Her research began a decade ago when she realized that ultrasound enhances drug release from microscopic nanoparticles called polymeric micelles.

“When you encapsulate a drug in nanoparticles, you can target it to the tumor,” Rapoport said. “This is because the blood vessels in tumors are much more permeable than in normal tissues. This is the Achilles heel of the tumor, which allows drug-loaded nanoparticles to get through into tumor tissue without penetrating into normal tissue. Then we focus ultrasound in the tumor to release the drug from nanoparticles.”

But there are so many problems treating pancreatic cancer. The disease is often asymptomatic and discovered too late. And drug diffusion over the tumor is challenging. Plus, Rapoport said, it is common for pancreatic cancer cells to quickly become resistant to drug treatment.

However, Rapoport has found a potential solution, and if she’s successful, perhaps, one day, inoperable pancreatic tumors could be shrunken and made operable. “We inject paclitaxil loaded nanodroplets and they accumulate in the tumor,” Rapoport explained. “The accumulation is enhanced by focused ultrasound, which increases the gaps between endothelial (blood vessel wall) cells. When we sonicate these nanodroplets (irradiate them with ultrasound) they convert into microbubbles and when they convert they release their drug load.” Ultrasound is known to enhance diffusion and help to overcome all biological barriers for a drug to hit its target inside cancerous cells.

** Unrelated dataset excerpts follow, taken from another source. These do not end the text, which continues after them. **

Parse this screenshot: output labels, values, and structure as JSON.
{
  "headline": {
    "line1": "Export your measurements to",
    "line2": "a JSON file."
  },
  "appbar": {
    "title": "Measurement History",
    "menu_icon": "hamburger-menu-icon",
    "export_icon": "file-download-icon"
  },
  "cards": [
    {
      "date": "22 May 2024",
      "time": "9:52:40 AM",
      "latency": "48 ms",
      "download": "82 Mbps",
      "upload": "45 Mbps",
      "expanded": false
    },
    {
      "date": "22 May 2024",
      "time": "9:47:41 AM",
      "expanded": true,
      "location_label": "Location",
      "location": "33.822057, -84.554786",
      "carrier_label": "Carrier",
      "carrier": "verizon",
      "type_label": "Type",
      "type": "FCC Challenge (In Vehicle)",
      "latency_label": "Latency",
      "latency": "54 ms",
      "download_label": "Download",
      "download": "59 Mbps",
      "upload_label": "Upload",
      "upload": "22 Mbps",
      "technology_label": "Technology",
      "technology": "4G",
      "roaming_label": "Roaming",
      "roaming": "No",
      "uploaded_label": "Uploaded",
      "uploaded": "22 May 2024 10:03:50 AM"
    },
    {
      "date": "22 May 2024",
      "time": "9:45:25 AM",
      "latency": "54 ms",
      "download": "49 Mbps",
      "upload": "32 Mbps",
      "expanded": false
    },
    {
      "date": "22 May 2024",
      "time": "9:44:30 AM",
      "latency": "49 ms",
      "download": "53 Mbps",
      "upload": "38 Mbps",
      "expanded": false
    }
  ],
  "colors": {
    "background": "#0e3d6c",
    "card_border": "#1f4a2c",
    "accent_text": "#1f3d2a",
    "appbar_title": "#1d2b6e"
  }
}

In past experiments on mice with pancreatic tumors, she discovered that large tumors regress significantly during treatment with ultrasound-mediated drug delivery under MRI guidance while smaller tumors die and don’t appear to recur after completion of treatment.

“This grant will allow me to find the best ultrasound parameters and optimal nanoparticle parameters for translating to larger preclinical models and then, hopefully, to humans,” Rapoport said. “If we keep getting the results that we’ve obtained in mice, then I think we may get permission to move to clinical trials, at first for compassionate use.”